# Project 11 -- Ritvik Indupuri

**TA Help:** John Smith, Alice Jones

- Help with figuring out how to write a function.
    
**Collaboration:** Friend1, Friend2
    
- Helped figuring out how to load the dataset.
- Helped debug error with my plot.

## Question 1

In [1]:
from pymongo import MongoClient
import pandas as pd
import json

# Create a client to connect to the local MongoDB instance
client = MongoClient('mongodb://localhost:27017/')

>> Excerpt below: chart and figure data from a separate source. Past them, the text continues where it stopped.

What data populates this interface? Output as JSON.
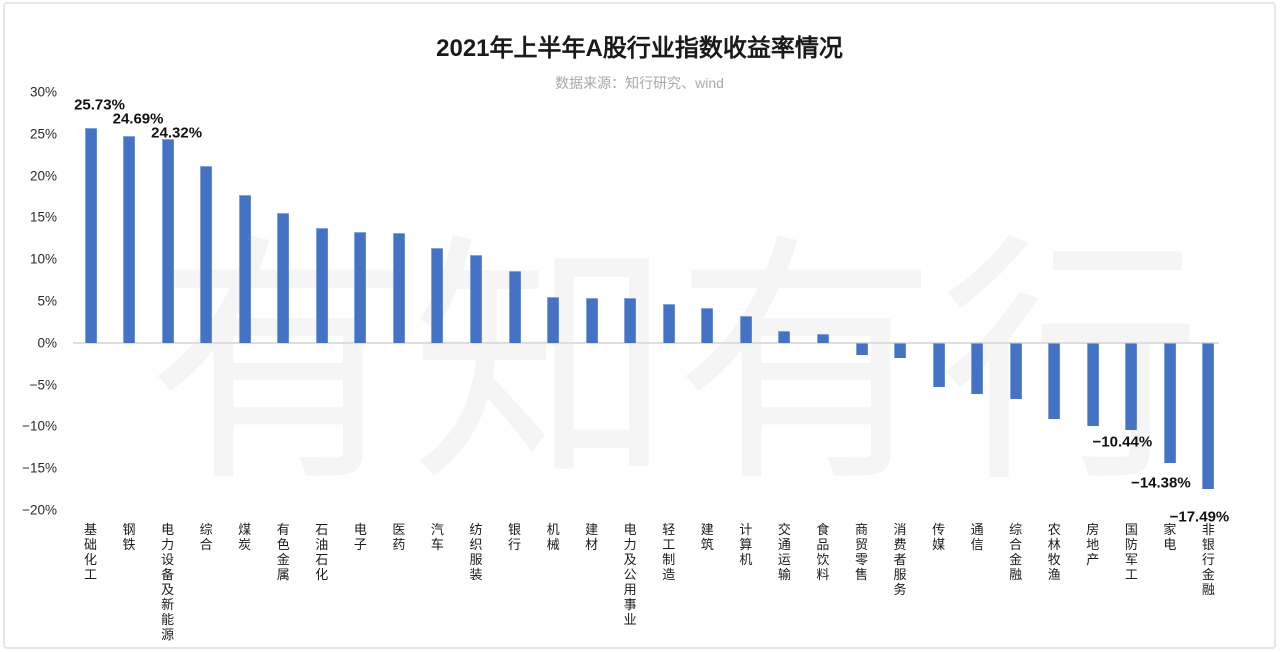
{
  "title": "2021年上半年A股行业指数收益率情况",
  "subtitle": "数据来源：知行研究、wind",
  "watermark": "有知有行",
  "colors": {
    "bar": "#4472c4",
    "title_text": "#1a1a1a",
    "subtitle_text": "#a9a9a9",
    "axis_text": "#2b2b2b",
    "zero_line": "#dedede",
    "data_label_text": "#111111",
    "watermark_text": "#f5f5f5",
    "card_border": "#e7e7e7",
    "background": "#ffffff"
  },
  "chart_data": {
    "type": "bar",
    "title": "2021年上半年A股行业指数收益率情况",
    "subtitle": "数据来源：知行研究、wind",
    "xlabel": "",
    "ylabel": "",
    "grid": false,
    "legend": false,
    "ylim": [
      -20,
      30
    ],
    "y_axis": {
      "min": -20,
      "max": 30,
      "step": 5,
      "unit": "%",
      "tick_labels": [
        "30%",
        "25%",
        "20%",
        "15%",
        "10%",
        "5%",
        "0%",
        "−5%",
        "−10%",
        "−15%",
        "−20%"
      ]
    },
    "categories": [
      "基础化工",
      "钢铁",
      "电力设备及新能源",
      "综合",
      "煤炭",
      "有色金属",
      "石油石化",
      "电子",
      "医药",
      "汽车",
      "纺织服装",
      "银行",
      "机械",
      "建材",
      "电力及公用事业",
      "轻工制造",
      "建筑",
      "计算机",
      "交通运输",
      "食品饮料",
      "商贸零售",
      "消费者服务",
      "传媒",
      "通信",
      "综合金融",
      "农林牧渔",
      "房地产",
      "国防军工",
      "家电",
      "非银行金融"
    ],
    "values": [
      25.73,
      24.69,
      24.32,
      21.2,
      17.7,
      15.5,
      13.7,
      13.3,
      13.1,
      11.3,
      10.5,
      8.6,
      5.5,
      5.4,
      5.3,
      4.7,
      4.2,
      3.2,
      1.4,
      1.1,
      -1.5,
      -1.8,
      -5.3,
      -6.1,
      -6.7,
      -9.1,
      -9.9,
      -10.44,
      -14.38,
      -17.49
    ],
    "labels": [
      "25.73%",
      "24.69%",
      "24.32%",
      null,
      null,
      null,
      null,
      null,
      null,
      null,
      null,
      null,
      null,
      null,
      null,
      null,
      null,
      null,
      null,
      null,
      null,
      null,
      null,
      null,
      null,
      null,
      null,
      "−10.44%",
      "−14.38%",
      "−17.49%"
    ]
  }
}
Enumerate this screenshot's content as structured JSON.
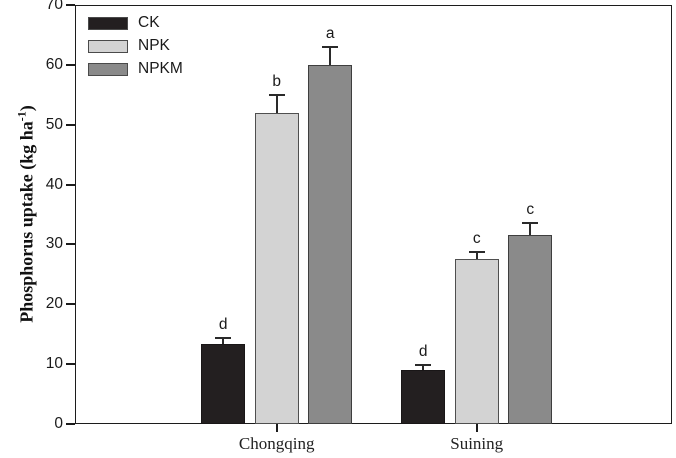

# Create or connect to a database
db = client['ecommerce_db']

# Drop collections if they exist to start fresh
db['products'].drop()
db['customers'].drop()
db['orders'].drop()

# Create or connect to collections
products = db['products']
customers = db['customers']
orders = db['orders']

In [2]:
# Deliverable 1.1 & 1.2

# Load the e-commerce dataset from JSON file
with open('/anvil/projects/tdm/data/ecommerce/fake_ecommerce_dataset.json', 'r') as file:
    dataset = json.load(file)

# Insert the data into MongoDB
products.insert_many(dataset['products'])
customers.insert_many(dataset['customers'])
orders.insert_many(dataset['orders'])

print("Dataset loaded successfully!")
print(f"Products inserted: {products.count_documents({})}")
print(f"Customers inserted: {customers.count_documents({})}")
print(f"Orders inserted: {orders.count_documents({})}")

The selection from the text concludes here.